Erläutert wird das alles vor Baustart bei Vor-Ort-Terminen, bei denen es beispielsweise auch um die Übergabepunkte geht. Beim roten Punkt also, an welcher Stelle genau die Grundstücksgrenze erreicht wird. Beim blauen Punkt, wo die Übergabestationen sind, bis zu denen die Legdener Grundstückseigentümer die Gräben für Leerrohre graben müssen. Das Material werde gestellt, so die Epcan-Marketingleiterin, Absprachen mit Nachbarn könnten sinnvoll sein.

Zwei Anbieter

Im Vorfeld des Breitbandausbaus haben die Gemeinden Legden, Heek und Schöppingen zusammengearbeitet. In Legden gibt es eine Besonderheit: Dort arbeiten mit Epcan und Muenet zwei Anbieter zusammen. Gemeinsame Verträge gibt es allerdings nicht, so Nada Urbaitis. Jede Firma stellte ihre Produkte vor, die Legdener konnten dann den für sie passenden Tarif auswählen.

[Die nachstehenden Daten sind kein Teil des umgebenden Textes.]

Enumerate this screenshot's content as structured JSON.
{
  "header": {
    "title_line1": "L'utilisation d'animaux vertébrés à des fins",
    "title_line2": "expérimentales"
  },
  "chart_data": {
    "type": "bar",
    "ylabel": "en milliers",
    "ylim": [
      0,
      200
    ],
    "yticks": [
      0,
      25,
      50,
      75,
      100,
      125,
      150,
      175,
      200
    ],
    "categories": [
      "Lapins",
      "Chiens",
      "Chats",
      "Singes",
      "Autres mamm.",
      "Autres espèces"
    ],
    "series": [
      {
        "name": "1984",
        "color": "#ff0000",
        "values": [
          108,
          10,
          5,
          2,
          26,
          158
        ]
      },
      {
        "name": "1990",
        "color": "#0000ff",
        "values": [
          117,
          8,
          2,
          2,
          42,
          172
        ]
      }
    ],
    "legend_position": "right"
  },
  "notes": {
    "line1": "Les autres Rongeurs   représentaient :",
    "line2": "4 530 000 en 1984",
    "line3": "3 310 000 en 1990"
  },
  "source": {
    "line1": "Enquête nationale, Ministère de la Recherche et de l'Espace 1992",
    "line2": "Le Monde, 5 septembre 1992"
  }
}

Sehr gut besucht waren im Vorfeld zwei Infoveranstaltungen. Anders als in Heek ist deshalb kein weiterer Termin für Legden notwendig. Wer Fragen hat, kann aber am Donnerstag, 12. Juli, 14 bis 18 Uhr, zum Info-Point von Epcan ins Heeker Rathaus, Bahnhofstraße 60, kommen.